Ocupa un lugar único en el arte latinoamericano como pionera pop y como cronista de Colombia. A ella se rinde el Museo Reina Sofía con una amplia retrospectiva
BEA ESPEJO
19 MAR 2018 - 18:02      
Había una gaseosa que circulaba en los años cuarenta por Bucaramanga, ciudad natal de Beatriz González (1938), que despertaba toda su fascinación. Era conocida como Leona Pura, nombre propio de refajo, mucho más mundano. En la imagen de la botella aparecía otra botellita, y esa botellita contenía otra, y a su vez otra. Era la botella en la botella en la botella, un poco ella, una matrioska con varias beatrices dentro. La más pequeña guarda dentro un grito: “¡Una artista, una artista!”. Lo soltó una de sus profesoras del colegio al ver el dibujo de una mandarina en manos de una Beatriz de 10 años. Fue la primera vez que escuchó esa palabra, que ya no la abandonaría jamás. Lo cuenta con voz risueña, segura, carismática. Es consciente del poder destructor de la risa, que ha convertido en uno de sus signos distintivos. También su amor por la justicia, sin matices ni concesiones. No deja títere con cabeza. Toda su obra reacciona al culto a la violencia que ha caracterizado la política colombiana durante las últimas décadas, aunque las escenas que ella lleva a la tela rehúyen del estilo violento. La suya es una pintura meditativa, serena, que escenifica un duelo que preserva la memoria. Un recóndito lugar donde la artista busca tiempos de paz.
Sobre esa idea está organizada la exposición con la que el Museo Reina Sofía revisa ahora su extensa trayectoria. Está comisariada por María Inés Rodríguez, directora del CAPC de Burdeos, por donde ha pasado ya esta muestra que en otoño ocupará el KW de Berlín. La exposición es exigente, sí. Por suerte. Mal vamos si la “exigencia” es la excusa que tienen los políticos para las destituciones, como el despido que le acaba de ser anunciado a esta comisaria en el citado centro francés. No deja de ser curioso cómo Beatriz González siempre se ha volcado en el juego de lo popular y su poder de subversión. Optó por ello pronto, en cuanto la empezaron a tachar de “fina e inteligente”. Por aquel entonces, estudiaba a Velázquez y Vermeer, pensando cómo hacer una versión propia de una gran obra. La cosa tambaleaba hacia una abstracción que paró en seco.

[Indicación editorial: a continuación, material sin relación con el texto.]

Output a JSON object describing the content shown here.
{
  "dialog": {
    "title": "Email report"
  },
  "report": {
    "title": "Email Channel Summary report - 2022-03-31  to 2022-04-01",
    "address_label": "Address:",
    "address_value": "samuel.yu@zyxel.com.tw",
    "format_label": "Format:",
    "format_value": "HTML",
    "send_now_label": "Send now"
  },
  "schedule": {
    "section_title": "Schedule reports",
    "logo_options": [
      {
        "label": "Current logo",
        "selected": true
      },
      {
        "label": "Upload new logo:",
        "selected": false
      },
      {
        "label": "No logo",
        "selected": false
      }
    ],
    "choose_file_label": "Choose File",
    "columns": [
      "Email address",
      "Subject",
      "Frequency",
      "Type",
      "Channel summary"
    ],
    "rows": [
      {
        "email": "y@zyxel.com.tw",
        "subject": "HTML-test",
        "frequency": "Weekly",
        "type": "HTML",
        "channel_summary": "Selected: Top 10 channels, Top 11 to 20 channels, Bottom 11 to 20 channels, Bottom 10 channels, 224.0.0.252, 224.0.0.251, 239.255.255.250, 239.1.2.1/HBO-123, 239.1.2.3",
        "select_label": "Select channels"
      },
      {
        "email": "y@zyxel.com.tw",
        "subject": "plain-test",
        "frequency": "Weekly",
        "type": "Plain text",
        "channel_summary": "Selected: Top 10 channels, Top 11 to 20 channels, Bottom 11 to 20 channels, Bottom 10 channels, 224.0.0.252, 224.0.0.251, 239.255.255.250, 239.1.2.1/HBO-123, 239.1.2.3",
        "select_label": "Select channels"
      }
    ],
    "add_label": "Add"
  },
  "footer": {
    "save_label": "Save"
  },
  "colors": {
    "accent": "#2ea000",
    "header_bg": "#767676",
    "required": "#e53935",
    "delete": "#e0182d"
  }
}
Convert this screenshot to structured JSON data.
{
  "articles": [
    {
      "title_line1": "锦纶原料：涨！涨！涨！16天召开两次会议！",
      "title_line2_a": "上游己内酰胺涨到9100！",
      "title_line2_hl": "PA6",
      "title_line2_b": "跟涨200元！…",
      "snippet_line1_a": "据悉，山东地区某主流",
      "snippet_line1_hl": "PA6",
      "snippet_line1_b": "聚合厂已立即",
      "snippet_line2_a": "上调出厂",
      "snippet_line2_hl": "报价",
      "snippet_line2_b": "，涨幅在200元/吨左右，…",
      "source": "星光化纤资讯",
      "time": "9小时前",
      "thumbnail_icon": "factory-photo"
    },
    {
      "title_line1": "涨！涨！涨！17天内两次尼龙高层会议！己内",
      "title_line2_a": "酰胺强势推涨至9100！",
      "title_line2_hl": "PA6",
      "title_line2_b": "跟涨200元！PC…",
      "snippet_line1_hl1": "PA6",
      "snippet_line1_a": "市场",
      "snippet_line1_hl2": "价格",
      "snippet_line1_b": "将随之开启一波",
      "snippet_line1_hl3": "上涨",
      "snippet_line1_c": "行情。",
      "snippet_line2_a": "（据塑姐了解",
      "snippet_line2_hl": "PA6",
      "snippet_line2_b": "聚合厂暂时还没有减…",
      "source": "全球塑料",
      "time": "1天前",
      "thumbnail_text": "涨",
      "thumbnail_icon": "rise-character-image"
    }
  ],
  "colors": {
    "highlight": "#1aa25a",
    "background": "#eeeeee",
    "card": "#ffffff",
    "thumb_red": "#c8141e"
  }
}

El primer hilo popular del que tiró fueron las láminas Molinari. Producidas en Cali, estas estampas estaban llenas de santos y próceres nacionales. Patriotas todos ilustres y todos hombres. Los colores vivos y planos de estas láminas los llevó a una pintura que huía de los gordos de Botero, su coetáneo, sólo tres años mayor que ella. En 1965, con 27 y avivada por Marta Traba, profesora de historia del arte en la Universidad de los Andes de Bogotá —su “descubridora”, dice—, pintará su obra más conocida, Los suicidas del Sisga, en la que encontró la esencia de su yo artístico. Hoy es uno de los símbolos del arte nacional, aunque parece que la etiqueta no le pesa: “La memoria está escondida en los archivos. Gracias a los procesos artísticos y técnicos a los que someto las imágenes de prensa que conservo en ellos, estas se convierten en iconos. Y el icono, al difundirse como obra de arte, posibilita la supervivencia de la memoria”, dice.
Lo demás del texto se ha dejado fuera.